Abdullahi Yousuf Ahmed told AFP here, again rejecting Salat's portfolio as "non-existent." In 1978, Ahmed, now 67, founded the rebel Somali Salvation Democratic Front to fight the regime of Mohamed Siad Barre, the president ousted in 1991 and under whom Salat served as deputy prime minister and interior minister.

Salat's election last month by members of a newly formed transitional parliament, meeting in neighbouring Djibouti, delivered Somalia its first president since 1991.

The intervening years saw infrastructure crumble in Somalia and Salat has stressed his priority is to create a government and reintegrate Puntland and Somaliland, which declared itself independent in 1991.

Illustrating the importance of clans, or bloodlines, in Somalia, Ahmed suggested Salat should "first establish a regional government for his clansmen before pointing his hostile fingers in the most stable parts of Somalia, such as Puntland and neighbouring Somaliland."

"I advise Salat to establish Hawiyeland in the Mogadishu area," Ahmed said.
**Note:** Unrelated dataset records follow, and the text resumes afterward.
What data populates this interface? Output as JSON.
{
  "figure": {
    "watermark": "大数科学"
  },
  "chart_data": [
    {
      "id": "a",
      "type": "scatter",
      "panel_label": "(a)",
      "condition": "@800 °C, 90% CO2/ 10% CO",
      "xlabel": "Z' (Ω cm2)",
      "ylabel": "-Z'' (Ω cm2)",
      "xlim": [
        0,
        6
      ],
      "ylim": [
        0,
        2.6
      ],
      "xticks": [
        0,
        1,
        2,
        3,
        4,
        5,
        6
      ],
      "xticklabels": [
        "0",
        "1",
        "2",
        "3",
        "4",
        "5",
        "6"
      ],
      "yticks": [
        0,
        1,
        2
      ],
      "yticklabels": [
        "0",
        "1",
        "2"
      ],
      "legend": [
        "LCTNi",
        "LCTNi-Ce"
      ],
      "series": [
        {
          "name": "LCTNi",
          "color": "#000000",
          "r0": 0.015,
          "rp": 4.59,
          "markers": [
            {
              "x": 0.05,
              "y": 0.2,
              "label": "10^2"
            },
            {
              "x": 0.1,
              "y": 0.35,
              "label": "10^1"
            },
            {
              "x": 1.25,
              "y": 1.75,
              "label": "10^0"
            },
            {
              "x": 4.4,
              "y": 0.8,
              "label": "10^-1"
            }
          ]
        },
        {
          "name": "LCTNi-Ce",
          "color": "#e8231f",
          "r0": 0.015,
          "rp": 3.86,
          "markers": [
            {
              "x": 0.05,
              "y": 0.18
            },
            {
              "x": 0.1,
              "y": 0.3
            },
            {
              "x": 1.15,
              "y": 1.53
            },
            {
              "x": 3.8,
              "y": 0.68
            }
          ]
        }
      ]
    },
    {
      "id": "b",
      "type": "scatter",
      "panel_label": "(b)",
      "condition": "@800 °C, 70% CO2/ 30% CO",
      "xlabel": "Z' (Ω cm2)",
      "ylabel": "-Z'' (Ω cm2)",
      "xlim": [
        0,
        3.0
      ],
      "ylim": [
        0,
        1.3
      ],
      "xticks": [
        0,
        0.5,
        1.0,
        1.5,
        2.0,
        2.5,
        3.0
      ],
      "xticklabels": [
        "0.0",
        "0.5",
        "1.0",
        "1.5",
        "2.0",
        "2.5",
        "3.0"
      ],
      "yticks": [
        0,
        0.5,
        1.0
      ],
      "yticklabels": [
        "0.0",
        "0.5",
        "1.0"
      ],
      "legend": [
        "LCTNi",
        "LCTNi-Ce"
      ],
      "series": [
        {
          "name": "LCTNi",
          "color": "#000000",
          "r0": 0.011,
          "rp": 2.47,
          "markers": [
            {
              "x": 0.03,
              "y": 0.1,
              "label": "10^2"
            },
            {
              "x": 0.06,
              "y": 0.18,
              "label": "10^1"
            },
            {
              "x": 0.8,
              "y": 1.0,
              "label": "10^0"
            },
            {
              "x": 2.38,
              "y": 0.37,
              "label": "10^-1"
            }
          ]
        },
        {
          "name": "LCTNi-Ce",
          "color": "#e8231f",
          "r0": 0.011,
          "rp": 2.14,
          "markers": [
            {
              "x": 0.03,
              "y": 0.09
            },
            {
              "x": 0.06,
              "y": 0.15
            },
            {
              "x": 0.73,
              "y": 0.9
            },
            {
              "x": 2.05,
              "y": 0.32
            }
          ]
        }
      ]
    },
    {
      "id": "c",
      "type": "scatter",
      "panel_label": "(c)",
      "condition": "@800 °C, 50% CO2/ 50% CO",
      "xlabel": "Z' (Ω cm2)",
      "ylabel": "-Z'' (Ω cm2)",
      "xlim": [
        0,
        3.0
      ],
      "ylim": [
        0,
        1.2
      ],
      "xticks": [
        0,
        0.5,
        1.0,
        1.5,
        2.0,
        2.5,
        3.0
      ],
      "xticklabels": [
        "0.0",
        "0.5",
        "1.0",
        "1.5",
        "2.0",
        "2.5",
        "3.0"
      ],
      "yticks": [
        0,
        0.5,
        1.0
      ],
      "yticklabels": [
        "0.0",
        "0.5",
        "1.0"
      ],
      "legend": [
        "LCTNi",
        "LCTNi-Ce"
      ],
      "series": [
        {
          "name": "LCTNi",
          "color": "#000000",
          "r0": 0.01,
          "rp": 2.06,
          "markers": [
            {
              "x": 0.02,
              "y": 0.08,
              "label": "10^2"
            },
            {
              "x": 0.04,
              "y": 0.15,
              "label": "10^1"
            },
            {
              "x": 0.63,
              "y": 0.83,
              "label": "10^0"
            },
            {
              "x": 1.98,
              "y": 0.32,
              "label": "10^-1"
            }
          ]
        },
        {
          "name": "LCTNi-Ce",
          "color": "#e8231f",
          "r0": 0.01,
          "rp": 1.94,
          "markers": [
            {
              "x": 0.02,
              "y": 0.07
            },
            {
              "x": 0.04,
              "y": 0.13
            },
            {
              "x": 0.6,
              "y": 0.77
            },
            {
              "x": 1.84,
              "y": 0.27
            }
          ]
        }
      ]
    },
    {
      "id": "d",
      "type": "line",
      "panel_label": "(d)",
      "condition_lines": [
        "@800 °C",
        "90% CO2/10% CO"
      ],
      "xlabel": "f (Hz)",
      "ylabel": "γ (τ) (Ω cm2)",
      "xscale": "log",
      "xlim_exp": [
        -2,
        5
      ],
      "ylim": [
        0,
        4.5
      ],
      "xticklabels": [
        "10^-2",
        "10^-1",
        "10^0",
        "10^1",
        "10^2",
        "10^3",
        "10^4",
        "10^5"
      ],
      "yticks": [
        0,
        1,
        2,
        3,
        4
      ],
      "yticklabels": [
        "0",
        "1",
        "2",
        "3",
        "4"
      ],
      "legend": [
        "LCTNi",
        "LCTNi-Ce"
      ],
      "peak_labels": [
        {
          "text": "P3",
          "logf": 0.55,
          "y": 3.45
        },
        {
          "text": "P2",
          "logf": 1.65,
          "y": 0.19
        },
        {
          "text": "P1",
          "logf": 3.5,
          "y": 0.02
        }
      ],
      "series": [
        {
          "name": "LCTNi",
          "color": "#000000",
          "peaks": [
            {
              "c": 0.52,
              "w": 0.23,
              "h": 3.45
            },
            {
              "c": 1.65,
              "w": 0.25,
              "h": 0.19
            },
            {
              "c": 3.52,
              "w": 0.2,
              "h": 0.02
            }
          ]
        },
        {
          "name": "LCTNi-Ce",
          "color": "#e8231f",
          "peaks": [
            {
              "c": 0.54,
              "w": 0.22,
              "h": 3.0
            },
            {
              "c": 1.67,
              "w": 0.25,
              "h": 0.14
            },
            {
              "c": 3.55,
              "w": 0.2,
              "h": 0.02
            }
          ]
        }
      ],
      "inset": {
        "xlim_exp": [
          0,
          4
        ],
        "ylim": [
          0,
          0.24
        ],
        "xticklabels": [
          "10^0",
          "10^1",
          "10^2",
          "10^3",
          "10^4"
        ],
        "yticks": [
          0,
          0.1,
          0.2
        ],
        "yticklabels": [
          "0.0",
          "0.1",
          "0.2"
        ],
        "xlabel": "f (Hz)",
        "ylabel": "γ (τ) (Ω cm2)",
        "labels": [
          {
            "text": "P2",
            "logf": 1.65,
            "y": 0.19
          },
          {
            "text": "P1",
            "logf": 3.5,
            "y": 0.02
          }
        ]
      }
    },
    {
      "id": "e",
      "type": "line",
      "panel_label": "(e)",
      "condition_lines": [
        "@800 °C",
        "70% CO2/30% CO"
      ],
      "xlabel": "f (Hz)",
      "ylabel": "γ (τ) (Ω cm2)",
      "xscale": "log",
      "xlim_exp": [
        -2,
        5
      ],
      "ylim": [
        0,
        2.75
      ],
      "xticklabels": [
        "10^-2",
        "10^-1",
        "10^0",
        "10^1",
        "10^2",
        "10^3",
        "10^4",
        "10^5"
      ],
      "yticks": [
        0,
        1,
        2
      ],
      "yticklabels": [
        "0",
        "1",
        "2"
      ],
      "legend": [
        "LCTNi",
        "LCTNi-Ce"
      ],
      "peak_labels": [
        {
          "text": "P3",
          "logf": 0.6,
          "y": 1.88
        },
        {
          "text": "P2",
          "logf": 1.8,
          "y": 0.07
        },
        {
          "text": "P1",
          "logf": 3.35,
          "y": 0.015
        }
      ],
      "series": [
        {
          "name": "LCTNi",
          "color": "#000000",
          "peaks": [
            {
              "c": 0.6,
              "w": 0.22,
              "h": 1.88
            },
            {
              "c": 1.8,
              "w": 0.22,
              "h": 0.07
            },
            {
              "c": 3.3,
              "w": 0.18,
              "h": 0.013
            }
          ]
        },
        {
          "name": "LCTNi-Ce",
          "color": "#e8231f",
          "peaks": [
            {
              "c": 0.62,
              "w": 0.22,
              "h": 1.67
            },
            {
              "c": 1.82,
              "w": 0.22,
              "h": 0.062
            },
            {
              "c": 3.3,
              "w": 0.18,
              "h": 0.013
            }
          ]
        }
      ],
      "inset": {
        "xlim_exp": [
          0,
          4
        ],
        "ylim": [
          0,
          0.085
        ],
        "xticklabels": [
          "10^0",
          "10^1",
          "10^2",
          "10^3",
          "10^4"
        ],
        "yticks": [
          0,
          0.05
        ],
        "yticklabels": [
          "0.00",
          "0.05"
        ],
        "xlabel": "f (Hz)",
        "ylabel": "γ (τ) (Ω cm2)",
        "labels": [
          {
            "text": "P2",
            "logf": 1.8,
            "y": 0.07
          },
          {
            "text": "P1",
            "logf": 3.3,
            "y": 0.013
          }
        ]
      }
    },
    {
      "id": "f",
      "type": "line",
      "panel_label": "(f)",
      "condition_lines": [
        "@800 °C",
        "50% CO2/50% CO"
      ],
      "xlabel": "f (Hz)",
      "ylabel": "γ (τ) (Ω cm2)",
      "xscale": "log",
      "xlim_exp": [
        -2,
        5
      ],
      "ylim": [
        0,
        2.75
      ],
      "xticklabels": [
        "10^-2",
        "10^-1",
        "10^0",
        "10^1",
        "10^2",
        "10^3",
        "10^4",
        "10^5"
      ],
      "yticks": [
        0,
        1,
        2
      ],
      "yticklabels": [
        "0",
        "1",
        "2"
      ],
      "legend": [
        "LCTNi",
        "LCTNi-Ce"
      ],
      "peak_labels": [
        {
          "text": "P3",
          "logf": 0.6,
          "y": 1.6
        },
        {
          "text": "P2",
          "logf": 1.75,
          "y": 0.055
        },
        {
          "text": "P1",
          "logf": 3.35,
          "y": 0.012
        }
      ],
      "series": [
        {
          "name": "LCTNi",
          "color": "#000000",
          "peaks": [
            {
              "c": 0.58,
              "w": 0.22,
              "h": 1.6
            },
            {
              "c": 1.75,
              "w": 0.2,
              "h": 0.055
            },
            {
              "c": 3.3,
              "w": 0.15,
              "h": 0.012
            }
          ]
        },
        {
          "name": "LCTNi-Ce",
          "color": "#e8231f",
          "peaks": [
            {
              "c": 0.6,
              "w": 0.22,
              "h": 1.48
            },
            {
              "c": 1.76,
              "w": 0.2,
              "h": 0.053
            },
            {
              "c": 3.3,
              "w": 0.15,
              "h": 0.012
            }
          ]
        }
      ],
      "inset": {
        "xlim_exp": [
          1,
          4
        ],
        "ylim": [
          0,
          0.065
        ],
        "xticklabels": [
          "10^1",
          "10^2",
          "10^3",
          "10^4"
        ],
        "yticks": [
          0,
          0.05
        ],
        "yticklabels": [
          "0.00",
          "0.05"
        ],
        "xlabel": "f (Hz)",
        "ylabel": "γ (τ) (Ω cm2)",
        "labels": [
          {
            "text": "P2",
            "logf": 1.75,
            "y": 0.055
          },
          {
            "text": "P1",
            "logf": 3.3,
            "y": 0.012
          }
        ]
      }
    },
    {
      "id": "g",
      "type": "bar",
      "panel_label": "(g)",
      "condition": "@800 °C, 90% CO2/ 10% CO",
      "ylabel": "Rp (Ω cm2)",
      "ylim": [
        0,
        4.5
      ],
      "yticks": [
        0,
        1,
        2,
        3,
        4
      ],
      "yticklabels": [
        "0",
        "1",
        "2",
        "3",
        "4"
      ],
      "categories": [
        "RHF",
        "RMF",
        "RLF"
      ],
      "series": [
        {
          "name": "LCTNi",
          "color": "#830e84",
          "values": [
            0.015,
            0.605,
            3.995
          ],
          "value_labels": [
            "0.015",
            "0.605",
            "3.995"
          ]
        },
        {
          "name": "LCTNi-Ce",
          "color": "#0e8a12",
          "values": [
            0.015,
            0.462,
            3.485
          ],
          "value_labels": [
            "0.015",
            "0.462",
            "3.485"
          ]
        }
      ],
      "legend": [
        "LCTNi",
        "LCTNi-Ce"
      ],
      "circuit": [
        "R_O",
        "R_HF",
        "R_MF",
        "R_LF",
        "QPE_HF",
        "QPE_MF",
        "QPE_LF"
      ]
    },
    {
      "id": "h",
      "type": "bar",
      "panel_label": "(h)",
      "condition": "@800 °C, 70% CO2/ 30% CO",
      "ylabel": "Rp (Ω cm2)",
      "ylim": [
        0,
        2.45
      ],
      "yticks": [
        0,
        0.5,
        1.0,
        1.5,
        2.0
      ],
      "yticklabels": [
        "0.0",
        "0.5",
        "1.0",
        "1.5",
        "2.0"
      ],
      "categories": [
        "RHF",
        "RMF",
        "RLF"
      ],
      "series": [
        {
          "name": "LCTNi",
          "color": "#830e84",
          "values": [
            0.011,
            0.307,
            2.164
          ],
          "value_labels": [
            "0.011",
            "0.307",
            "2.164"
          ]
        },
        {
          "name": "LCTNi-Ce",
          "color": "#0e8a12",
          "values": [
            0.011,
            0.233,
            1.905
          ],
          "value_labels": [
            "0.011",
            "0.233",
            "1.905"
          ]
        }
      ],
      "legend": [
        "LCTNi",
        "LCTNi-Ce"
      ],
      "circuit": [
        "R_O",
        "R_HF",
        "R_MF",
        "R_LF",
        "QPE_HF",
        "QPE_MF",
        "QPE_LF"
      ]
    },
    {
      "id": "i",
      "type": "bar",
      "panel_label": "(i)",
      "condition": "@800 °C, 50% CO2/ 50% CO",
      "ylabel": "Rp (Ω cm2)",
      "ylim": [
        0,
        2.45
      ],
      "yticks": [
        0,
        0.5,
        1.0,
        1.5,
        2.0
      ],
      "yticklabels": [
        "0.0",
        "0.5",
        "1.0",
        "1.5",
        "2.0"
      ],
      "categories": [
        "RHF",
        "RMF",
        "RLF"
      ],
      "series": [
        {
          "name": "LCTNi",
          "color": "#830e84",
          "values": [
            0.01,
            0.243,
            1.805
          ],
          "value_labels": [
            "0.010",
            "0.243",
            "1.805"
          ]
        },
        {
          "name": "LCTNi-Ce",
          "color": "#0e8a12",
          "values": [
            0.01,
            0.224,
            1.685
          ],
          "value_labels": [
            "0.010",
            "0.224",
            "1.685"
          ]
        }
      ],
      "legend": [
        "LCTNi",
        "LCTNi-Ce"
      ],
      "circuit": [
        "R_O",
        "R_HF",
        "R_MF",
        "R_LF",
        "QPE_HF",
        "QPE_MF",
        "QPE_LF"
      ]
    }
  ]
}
Salat is of the Hawiye clan, while Ahmed, like most of Puntland's population, is of the Darod clan and one of its most powerful members.

Reacting to remarks made by Salat's associates that Ahmed might be offered the placatory post of prime minister of Somalia, the puntland leader balked. "I will not accept any political compromise with Salat on such basis.

He is not a president so how he can appoint a prime minister?" Ahmed described the new parliament, the fruit of a Djibouti-led reconciliation conference, as a "fundamentalist-infested organ that can destabilise the security of greater east Africa."

"183 of the 245 members of the parliament are religious extremists. Salat himself is an Islamic fundamentalist who vowed to destroy Puntland and Somaliland," Ahmed said.

He dismissed rumours that he had been importing weapons in violation of a UN embargo, but admitted sending more security people to towns in Puntland.

"There is no need for us to import weapons as Puntland has enough military stock to defend our territory.

However it is our responsibility to strengthen security to ensure our people's safety from the Djibouti government's misguided elements," Ahmed said.

Ahmed said he would accept negotiation with all Somali factions if the "Djibouti-manipulated parliament, transitional charter and Salat are scrapped." Since arriving in Nairobi last week, Ahmed has met prominent Somali warlords, such as Hussein Mohammed Aidid and Osman Hassan Ali "Atto", who have also expressed their fierce opposition to all that came out of the Djibouti process.